SB2018022709 - Denial of service in Xen
Published: February 27, 2018
Security Bulletin ID
SB2018022709
Severity
Low
Patch available
YES
Number of vulnerabilities
3
Exploitation vector
Adjecent network
Highest impact
Code execution
Breakdown by Severity
- Low
- Medium
- High
- Critical
Description
This security bulletin contains information about 3 secuirty vulnerabilities.
1) NULL pointer dereference (CVE-ID: CVE-2018-7542)
The vulnerability allows an adjacent attacker to cause DoS condition on the target system.
The vulnerability exists due to a NULL pointer dereference in multiple paths without the presence of a Local APIC. An adjacent attacker can crash the hypervisor and cause a denial of service.
2) Memory corruption (CVE-ID: CVE-2018-7541)
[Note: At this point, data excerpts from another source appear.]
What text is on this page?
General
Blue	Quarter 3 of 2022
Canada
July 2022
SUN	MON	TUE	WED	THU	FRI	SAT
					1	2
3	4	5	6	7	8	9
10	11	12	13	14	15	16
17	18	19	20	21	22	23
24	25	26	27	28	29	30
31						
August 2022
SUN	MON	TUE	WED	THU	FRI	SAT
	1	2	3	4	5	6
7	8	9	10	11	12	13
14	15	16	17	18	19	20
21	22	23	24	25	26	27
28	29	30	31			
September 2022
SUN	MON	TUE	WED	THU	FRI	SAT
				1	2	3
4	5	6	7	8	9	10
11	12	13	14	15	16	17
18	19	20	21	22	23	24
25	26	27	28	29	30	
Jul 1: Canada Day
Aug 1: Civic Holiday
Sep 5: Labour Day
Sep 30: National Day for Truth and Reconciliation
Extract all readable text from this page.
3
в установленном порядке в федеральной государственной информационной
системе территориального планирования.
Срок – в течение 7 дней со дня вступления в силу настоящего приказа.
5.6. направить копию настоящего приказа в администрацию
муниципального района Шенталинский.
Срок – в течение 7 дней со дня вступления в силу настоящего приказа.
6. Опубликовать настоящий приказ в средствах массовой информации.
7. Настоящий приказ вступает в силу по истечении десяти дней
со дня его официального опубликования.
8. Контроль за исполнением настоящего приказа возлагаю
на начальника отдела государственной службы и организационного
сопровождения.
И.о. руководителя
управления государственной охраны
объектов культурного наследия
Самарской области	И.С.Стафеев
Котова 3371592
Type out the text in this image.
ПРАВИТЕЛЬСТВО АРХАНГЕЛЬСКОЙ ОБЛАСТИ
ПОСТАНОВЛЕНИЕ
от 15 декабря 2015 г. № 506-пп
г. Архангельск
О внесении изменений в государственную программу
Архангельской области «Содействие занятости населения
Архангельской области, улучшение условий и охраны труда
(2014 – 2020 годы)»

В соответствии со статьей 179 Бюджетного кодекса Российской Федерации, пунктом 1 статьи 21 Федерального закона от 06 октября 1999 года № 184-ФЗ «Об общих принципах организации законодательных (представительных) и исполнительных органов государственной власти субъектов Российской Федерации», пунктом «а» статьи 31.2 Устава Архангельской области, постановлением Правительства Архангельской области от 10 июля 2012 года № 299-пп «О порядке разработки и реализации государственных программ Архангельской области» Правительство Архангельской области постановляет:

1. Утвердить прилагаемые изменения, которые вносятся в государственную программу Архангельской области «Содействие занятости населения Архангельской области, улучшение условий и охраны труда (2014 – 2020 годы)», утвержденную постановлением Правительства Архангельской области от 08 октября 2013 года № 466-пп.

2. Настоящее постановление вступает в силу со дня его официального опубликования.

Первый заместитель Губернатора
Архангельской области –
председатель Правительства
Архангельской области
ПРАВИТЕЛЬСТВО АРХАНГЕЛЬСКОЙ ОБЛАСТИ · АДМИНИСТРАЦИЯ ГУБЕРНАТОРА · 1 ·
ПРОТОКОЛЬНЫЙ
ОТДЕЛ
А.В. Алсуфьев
The vulnerability allows an adjacent attacker to cause DoS condition and gain elevated privileges on the target system.The weakness exists due to an error when transitioning from v2 to v1. An adjacent attacker can trigger memory corruption, cause the service to crash and gain root privileges.
3) Resource exhaustion (CVE-ID: CVE-2018-7540)
The vulnerability allows an adjacent authenticated attacker to cause a DoS condition on the target system.The weakness exists due to non-preemptable L3/L4 pagetable freeing. An adjacent attacker can exhaust all available CPU resources and cause the service to crash.
Remediation
Install update from vendor's website.